If you like pointing out beautiful scenery to three people who are on their phones, a family road trip is for you!
normalize having existential bread
Why do people always assume it’s a compliment when I tell them their baby looks just like them . . .
Ghost cat: how’d you die?
Ghost dog: i bit a guy that ran over my best pal and they put me down
GC: i got hit by a car
GD: I know
GC: ilu
John: we need a new word for foolishness
Tom: How about johnfoolery lol
John: Ok that’s definitely what I’m writing down
When I die, I’m going out guns blazing with all hell coming with me.
*Dies eating gas station sushi
If mediums can converse with the dead, imagine what a bunch of larges would do
Age is just a number. Unfortunately it’s a number that just keeps getting bigger and bigger.

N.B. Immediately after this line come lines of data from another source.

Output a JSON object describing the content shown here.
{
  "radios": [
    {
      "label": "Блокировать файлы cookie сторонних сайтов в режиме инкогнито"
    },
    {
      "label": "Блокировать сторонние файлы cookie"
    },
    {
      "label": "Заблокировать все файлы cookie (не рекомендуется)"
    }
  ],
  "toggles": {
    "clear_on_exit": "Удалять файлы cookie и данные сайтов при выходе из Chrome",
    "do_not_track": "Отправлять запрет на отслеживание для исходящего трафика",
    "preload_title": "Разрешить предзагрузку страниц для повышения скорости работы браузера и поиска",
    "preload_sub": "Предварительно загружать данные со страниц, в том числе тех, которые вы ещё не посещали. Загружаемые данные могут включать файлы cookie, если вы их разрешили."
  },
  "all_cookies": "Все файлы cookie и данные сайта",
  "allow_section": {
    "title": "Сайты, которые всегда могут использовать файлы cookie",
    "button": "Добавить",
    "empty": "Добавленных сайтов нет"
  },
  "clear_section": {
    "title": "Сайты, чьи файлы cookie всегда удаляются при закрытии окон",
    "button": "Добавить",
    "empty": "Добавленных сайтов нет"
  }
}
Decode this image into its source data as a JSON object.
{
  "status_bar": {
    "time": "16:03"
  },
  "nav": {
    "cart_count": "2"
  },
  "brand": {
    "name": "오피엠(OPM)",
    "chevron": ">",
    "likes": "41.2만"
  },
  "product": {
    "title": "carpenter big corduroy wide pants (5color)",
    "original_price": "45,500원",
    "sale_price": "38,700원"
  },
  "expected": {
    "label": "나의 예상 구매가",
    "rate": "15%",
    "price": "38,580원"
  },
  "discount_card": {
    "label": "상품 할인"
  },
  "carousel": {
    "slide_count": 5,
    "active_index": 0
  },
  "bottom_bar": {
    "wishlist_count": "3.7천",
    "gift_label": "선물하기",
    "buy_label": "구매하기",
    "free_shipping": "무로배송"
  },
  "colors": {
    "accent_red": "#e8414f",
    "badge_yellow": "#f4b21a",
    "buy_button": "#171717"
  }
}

We will use anything but the metric system
13: I’m hungry… can I have a snack?
Me: what do you want?
13: what do we have?
Me: the same things we always have
13: like what tho
OMG. I saw Leonardo da Vinci trending and thought he died.
If you see a guy faceplant into an automatic door, come up and say hi
Little kids will ask why you’re crying & when you tell them the reason, they say something like “ok can I go finish my drawing?” Yeah go ahead, Dexter
If that earthquake had waited three days we would have a whole new major religion by now
I’ll bet the first ever drive thru window resulted in an incredible amount of broken glass.
No thanks, Downward dog.
I’m already busy with Downward spiral.
Last time I went trick or treating, a high school bully stole my candy. Later I heard he spent 10yrs in prison which is totally unbelievable because I didn’t press charges.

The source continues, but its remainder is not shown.